The Fire Cats of London
This is a tale of the Great Fire of London retold from the point of view of a captured wild cat, Asta.
Although fantastical, this is a story with real bite, dealing with animal cruelty, xenophobia, and ecological destruction, as well as historical events. Asta, and later her missing brother, Ash, find themselves taken captive by the very hunters who have killed their mother for a bounty. But they are kept alive, to be sold to menagerie-keepers who plan to use them, along with bears, dogs and badgers, as part of their animal baiting shows. Baiting, which now seems to us unimaginably cruel, was once a popular spectator sport in early modern England, and the author sets out to show us both how cruel it was, and how the brave and resourceful animals decide to fight back.

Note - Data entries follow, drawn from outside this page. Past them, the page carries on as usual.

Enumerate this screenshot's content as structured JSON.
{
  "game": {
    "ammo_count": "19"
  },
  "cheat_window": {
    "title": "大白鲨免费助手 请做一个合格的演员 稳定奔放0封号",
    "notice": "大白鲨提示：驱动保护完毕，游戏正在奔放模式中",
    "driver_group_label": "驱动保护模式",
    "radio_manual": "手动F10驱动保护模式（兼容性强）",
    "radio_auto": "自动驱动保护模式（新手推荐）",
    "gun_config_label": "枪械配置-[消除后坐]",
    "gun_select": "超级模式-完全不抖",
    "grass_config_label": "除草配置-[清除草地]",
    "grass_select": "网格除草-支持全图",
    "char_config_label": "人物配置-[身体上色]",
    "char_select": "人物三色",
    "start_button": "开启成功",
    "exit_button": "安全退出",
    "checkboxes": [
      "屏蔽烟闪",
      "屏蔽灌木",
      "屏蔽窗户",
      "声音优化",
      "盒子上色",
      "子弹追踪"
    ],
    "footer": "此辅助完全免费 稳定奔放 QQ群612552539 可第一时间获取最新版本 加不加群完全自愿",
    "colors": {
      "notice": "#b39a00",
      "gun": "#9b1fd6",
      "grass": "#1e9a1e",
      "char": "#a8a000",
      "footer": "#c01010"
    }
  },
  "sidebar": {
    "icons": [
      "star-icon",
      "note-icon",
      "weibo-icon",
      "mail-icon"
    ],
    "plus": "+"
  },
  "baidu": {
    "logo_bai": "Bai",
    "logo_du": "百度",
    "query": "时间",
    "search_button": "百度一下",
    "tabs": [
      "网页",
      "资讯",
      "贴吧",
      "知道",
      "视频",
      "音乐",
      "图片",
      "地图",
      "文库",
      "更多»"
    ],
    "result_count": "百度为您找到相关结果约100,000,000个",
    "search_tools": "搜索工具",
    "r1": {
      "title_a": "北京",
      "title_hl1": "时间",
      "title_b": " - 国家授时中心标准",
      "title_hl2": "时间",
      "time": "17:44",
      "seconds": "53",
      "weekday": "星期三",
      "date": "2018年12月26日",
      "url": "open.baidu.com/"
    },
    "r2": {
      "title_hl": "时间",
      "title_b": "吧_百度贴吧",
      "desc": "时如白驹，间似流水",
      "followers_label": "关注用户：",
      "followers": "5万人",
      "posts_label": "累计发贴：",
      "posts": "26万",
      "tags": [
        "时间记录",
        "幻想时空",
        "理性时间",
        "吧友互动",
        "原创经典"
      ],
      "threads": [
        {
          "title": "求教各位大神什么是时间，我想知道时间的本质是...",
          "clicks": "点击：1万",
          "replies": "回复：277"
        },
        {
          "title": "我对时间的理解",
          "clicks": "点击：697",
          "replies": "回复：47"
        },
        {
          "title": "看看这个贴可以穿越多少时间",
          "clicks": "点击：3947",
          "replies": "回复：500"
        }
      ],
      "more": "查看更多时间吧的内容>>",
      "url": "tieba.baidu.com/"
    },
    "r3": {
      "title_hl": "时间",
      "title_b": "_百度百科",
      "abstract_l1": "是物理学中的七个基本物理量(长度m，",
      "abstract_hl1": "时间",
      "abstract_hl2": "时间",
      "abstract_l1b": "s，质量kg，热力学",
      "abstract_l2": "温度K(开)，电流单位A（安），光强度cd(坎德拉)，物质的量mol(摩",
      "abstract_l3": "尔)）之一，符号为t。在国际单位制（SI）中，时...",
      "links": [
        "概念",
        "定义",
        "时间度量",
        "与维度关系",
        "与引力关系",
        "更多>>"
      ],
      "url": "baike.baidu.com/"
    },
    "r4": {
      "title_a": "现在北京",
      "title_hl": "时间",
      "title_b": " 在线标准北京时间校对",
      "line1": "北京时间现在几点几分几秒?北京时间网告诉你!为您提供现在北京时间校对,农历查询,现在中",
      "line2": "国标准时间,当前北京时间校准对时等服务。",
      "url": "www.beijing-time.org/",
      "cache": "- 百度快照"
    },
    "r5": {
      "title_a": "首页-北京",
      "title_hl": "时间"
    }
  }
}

Helped by sympathetic humans and other animals—a raven and a monkey who assure them that some people can be trusted—they succeed in freeing themselves and escaping the flames of the Great Fire created deliberately by one of the villains of the book, the evil apothecary, Rathder.
Full of incident and excitement, this is an entertaining read that pulls no punches and indeed insists on the ferocious bravery of the wild cat, Asta. Although distressing scenes are recounted at second hand, younger readers (or listeners) may find some details upsetting. However, the great achievement of the book is in its realisation of the characters as true to their animal natures, despite their ability to talk and reason like humans. When Asta is introduced to the menagerie, ‘the scent of many different animals rushed up [her] nose’; when Asta and Ash are finally reunited she hugs him by ‘pressing her head against his’.
Recommended for confident readers of around 9 – 12 years.